Willkie and McNary: 22.34 million popular votes, 82 electoral votes.
As the 1940 presidential election loomed large, the question of whether or not Franklin Roosevelt would break the two term tradition became a popular one within Washington and in the media. On the one hand, the nation was still recovering from the Great Depression and the war in Europe began to rage to the point where increased American involvement might become necessary. Franklin Roosevelt's leadership had proven invaluable symbolically and practically during the 1930s depression and may prove necessary in the case of war. On the other hand, great presidents like Theodore Roosevelt and GeorgeWashington had adhered to an unspoken two term limit, in order to prevent the type of tyranny that the first settlers to America were running away from.

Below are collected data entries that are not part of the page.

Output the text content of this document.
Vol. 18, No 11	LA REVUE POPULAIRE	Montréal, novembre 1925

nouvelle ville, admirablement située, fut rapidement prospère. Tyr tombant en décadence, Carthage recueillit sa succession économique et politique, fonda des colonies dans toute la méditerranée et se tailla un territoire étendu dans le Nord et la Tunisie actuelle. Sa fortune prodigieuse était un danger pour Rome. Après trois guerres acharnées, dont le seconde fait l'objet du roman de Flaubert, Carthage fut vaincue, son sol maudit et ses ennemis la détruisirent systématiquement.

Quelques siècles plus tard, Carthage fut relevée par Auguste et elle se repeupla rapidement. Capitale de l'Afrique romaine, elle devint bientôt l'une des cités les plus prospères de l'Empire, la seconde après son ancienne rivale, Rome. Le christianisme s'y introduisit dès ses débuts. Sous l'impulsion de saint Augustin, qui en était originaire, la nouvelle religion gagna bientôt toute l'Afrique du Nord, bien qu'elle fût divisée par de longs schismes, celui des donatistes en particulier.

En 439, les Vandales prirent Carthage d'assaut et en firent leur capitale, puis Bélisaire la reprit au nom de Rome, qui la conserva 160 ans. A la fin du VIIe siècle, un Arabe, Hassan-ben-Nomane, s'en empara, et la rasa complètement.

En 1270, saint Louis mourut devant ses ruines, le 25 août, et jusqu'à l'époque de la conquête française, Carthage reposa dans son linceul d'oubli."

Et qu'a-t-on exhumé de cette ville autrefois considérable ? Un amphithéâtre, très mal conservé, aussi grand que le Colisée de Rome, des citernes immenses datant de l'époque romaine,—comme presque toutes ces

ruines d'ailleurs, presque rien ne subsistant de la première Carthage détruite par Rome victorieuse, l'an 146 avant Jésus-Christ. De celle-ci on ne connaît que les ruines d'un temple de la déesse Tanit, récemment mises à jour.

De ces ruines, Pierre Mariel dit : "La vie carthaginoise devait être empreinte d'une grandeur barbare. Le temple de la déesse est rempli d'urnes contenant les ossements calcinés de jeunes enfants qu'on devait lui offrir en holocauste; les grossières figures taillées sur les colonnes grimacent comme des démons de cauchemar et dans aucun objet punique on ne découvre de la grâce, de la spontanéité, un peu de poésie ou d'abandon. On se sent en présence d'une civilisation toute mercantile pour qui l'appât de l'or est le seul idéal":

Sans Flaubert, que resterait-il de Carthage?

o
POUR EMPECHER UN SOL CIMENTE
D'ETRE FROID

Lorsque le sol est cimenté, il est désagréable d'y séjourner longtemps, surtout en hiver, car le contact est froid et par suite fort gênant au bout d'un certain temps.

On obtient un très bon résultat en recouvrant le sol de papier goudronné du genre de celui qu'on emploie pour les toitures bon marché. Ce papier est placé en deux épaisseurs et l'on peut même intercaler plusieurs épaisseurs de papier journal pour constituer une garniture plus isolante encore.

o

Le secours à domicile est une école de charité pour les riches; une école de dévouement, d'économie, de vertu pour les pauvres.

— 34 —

Roosevelt's decision to run for a third term was embraced by many in the Democratic rank-and-file, who saw his political fortitude as an asset more valuable than the two term tradition. However, some Democratic leaders were upset with Roosevelt's decision, in part because he consulted few people about it and also because there were several Democratic leaders that were presidential hopefuls. John Nance Garner, the vice president and a 1932 presidential hopeful, became estranged from the president over his two terms due to the president's liberal use of the executive powers and abstained from running as the vice president in 1940. Instead, Roosevelt chose Henry Wallace, his secretary of agriculture, to run in the second spot. As well, Postmaster General James Farley, a key member of the Democratic leadership structure, resigned in protest of Roosevelt's decision to run for a third term. Despite the tumult, Roosevelt won easy renomination to the Democratic ticket.
The Republican Party, which had been stymied by Roosevelt throughout the 1930s by his popularity and the success of some of his programs, had difficulty approaching the 1940 presidential election. The two major candidates were New York attorney Thomas Dewey, a moderate Republican who supported the New Deal in general, and Ohio Senator Robert Taft, representing the more conservative wing of the Republican Party. To split the difference, the Republicans settled on corporate lawyer and former Democrat Wendell Willkie. Willkie defected from the Democratic Party in 1938 in protest of the monopolization of utility services by the Tennessee Valley Authority (Willkie was also the head of a major utility provider). Willkie's combination of dismay at the more draconian aspects of New Deal ideology and his somewhat liberal politics (internationalist, supported some specific New Deal programs) made him, in the eyes of Republicans, a dynamic candidate to face off against Roosevelt.
The campaign consisted of Willkie attacking the Roosevelt administration for planning to lead the nation into war by making secret deals from the White House with European allies while Roosevelt met supporters at the White House and toured defense plants. Roosevelt's insistence that he would not lead the nation into war unless provoked and his slogan "better a third termer than a third rater" fended off Willkie's assault on Roosevelt's grab for power in a third term. While Willkie did better than Alf Landon in 1936, he still only carried ten states and Roosevelt's third term was ushered in with a strong mandate.